Signs of the Economic Times

During the laissez-faire attitude of the Harding and Coolidge presidencies, money was put back into the economy through mass consumerism and through the building of business with money from stock purchases. People counted on the value of stock rising, so they even bought stock with credit using what is called a margin purchase. The average person could put 10 percent down on a stock and pay the full cost out of dividends, or the money that was made when the stock price rose. People put up their houses, jewelry, and cars as collateral to buy stocks on margin. Wages had risen and people relied on their paychecks to pay bills. They were also putting more money into banks with the hopes that their money would grow over time with interest.

Using money from stock sales, businesses were making more goods than demanded by consumers.

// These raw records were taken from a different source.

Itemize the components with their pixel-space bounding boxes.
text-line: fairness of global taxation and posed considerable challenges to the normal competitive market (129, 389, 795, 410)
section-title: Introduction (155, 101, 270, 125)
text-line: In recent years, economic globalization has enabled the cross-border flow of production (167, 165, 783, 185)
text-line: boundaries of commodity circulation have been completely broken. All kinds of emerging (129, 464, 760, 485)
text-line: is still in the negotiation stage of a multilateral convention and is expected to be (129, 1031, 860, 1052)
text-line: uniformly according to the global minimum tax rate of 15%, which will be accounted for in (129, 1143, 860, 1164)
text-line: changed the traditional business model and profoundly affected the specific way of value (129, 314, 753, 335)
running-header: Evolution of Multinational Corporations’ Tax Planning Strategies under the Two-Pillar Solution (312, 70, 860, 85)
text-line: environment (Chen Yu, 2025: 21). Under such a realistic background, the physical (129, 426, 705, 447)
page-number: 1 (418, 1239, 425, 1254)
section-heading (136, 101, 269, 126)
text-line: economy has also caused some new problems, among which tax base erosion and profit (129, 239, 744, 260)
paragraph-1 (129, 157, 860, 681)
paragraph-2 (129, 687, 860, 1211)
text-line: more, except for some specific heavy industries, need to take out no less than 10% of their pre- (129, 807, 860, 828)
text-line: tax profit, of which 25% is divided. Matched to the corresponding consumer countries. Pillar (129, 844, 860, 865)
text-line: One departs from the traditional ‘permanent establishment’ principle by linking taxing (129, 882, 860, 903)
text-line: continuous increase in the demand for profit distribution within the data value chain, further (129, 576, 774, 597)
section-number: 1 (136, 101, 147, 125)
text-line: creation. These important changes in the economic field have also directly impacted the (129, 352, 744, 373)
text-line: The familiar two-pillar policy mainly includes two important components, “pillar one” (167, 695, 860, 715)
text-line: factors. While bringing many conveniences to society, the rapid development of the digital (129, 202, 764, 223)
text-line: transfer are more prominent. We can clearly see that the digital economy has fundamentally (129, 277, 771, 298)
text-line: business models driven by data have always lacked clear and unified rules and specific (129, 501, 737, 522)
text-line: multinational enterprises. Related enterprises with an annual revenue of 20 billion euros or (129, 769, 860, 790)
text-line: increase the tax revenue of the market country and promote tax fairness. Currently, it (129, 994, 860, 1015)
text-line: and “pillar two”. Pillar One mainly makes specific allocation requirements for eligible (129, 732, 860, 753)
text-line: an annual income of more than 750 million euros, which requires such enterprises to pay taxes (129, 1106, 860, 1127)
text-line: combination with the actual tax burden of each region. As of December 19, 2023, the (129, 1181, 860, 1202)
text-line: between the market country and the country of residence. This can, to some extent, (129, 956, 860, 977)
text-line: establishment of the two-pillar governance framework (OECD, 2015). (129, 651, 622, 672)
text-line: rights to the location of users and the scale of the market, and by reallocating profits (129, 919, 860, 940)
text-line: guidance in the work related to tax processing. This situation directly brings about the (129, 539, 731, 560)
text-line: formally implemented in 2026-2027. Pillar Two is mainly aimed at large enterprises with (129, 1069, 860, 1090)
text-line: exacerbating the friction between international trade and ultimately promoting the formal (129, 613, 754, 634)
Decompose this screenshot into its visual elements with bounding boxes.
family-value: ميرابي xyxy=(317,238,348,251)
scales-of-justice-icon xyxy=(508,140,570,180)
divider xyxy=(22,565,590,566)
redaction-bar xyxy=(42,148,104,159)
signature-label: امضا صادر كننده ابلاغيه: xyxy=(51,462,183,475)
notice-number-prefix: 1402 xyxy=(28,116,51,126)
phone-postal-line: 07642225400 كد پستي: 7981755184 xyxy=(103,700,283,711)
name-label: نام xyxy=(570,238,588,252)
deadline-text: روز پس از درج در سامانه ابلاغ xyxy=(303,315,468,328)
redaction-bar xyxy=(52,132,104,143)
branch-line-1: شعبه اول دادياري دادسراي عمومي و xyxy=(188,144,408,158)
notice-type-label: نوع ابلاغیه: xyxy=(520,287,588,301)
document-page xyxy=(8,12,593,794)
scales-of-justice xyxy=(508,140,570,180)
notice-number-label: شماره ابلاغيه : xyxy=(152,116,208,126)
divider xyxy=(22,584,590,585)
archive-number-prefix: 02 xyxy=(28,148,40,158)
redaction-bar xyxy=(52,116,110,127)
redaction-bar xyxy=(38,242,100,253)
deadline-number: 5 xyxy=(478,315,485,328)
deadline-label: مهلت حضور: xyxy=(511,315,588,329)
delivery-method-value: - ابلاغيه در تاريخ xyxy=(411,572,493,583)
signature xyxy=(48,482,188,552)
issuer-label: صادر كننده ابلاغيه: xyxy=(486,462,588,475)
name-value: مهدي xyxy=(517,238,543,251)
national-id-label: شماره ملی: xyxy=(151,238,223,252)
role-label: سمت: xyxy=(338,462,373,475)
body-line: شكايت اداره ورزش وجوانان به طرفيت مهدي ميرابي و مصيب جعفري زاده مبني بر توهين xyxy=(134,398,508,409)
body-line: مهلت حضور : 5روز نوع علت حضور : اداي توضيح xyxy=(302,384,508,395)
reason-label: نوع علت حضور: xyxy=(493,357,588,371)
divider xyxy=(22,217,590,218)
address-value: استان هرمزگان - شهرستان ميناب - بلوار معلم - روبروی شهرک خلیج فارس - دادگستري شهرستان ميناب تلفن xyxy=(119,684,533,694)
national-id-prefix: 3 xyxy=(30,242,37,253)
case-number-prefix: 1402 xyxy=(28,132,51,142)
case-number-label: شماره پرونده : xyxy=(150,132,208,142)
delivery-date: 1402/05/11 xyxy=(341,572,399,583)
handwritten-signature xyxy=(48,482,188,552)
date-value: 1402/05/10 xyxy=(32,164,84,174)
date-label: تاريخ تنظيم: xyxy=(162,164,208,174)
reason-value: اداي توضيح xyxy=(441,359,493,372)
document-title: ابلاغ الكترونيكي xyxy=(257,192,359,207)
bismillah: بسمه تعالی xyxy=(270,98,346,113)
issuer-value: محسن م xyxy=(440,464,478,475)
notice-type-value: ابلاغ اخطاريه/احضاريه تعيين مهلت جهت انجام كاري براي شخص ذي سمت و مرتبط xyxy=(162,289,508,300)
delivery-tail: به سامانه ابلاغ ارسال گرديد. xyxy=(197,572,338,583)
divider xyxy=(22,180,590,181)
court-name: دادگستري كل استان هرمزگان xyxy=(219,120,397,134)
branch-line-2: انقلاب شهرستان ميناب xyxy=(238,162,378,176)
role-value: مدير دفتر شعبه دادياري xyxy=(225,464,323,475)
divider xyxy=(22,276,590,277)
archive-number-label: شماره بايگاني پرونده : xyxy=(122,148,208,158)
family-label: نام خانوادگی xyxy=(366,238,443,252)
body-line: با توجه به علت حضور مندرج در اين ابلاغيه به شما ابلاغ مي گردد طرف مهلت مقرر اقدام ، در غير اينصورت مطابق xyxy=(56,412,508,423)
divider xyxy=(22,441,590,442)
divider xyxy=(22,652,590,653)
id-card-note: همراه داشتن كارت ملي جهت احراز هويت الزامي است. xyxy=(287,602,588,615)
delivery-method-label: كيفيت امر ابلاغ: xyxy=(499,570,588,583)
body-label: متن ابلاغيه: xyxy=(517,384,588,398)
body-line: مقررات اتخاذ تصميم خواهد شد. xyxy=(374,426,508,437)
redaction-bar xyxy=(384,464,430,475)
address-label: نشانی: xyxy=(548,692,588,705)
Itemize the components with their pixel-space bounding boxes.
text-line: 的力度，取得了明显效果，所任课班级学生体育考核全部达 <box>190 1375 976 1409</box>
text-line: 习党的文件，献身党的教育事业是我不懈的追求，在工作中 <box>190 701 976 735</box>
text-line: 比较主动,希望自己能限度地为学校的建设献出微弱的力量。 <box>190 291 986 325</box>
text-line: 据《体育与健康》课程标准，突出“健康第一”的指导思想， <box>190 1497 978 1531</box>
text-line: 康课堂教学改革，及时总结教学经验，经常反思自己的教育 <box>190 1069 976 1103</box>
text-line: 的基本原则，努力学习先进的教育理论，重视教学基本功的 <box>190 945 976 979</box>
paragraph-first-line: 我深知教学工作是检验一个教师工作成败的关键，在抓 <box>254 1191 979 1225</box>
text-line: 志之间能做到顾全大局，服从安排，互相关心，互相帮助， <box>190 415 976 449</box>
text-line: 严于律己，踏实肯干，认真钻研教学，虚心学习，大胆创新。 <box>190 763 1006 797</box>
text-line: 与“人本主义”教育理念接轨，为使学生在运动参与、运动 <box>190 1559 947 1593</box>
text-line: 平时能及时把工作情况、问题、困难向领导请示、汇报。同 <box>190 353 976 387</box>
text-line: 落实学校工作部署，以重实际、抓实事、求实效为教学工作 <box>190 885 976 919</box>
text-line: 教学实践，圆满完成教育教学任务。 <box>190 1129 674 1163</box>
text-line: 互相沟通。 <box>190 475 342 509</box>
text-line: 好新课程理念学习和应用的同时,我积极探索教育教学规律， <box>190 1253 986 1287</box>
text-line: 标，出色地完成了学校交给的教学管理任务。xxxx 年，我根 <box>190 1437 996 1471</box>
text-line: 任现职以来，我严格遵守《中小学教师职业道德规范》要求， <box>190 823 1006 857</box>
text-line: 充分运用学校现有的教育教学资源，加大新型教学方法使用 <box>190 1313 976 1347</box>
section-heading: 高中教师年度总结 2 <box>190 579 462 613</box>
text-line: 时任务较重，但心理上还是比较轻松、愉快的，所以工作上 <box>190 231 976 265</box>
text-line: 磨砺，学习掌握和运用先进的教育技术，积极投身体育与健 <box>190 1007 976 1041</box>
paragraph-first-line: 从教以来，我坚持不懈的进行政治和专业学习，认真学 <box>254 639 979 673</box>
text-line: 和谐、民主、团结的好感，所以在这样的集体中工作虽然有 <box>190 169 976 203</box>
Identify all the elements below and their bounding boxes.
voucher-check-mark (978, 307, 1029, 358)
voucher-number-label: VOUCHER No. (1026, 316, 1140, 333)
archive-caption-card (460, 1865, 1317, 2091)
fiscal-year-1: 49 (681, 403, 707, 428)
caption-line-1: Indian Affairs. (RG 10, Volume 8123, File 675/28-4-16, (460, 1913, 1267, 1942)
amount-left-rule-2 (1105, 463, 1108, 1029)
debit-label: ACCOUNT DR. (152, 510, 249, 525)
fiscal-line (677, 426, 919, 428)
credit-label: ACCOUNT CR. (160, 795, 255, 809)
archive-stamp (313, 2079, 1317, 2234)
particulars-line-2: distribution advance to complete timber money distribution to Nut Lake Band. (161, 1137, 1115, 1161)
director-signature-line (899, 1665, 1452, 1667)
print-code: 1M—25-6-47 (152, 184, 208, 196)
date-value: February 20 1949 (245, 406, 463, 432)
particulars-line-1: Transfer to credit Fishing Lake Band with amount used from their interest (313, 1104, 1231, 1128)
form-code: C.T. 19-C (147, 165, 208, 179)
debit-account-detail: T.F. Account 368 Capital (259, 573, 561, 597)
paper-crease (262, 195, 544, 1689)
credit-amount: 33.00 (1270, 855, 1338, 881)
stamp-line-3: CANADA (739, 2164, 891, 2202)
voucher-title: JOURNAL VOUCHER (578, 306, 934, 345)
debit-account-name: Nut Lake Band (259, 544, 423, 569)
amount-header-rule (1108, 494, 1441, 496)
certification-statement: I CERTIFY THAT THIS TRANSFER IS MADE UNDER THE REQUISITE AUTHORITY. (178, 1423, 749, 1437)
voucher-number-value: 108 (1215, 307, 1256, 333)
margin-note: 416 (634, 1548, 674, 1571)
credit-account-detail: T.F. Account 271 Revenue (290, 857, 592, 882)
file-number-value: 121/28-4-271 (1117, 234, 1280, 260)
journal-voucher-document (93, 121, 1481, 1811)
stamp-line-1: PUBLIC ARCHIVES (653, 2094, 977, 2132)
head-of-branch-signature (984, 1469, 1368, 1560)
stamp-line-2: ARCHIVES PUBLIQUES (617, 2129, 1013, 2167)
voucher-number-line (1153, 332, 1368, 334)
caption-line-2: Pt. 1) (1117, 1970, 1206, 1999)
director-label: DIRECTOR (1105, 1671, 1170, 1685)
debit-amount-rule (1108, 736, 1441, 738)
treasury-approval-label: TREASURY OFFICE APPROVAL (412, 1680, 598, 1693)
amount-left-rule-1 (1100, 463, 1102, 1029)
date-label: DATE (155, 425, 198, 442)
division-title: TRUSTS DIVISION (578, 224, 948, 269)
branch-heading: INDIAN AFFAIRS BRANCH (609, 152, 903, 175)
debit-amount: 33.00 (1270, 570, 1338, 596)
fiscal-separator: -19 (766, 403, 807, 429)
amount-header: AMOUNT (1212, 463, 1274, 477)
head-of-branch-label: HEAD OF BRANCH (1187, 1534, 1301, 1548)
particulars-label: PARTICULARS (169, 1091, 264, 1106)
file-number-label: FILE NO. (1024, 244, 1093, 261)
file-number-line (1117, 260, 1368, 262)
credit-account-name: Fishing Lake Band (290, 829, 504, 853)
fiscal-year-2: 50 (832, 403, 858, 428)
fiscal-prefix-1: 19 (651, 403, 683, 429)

When businesses like the automobile industry slowed production, it affected other feeder industries including steel, rubber, glass, and textiles. 

The 1920s had not been a boom time for all. Farmers, who had gone into debt buying more land and new equipment during World War I when crop prices were high, faced financial trouble when prices dropped sharply after the war. Congress tried to relieve their financial troubles with the McNary-Haugen Bill, which included a formula to ensure parity for the farmers so that they would always make back production costs when crops sold. Since parity would require financial backing from the government in the form of a subsidy, Coolidge vetoed the bill.

Most Americans still earned under $2,000 per year. The economic climate should have been a sign that a great fall would occur during a natural dip in the business cycle.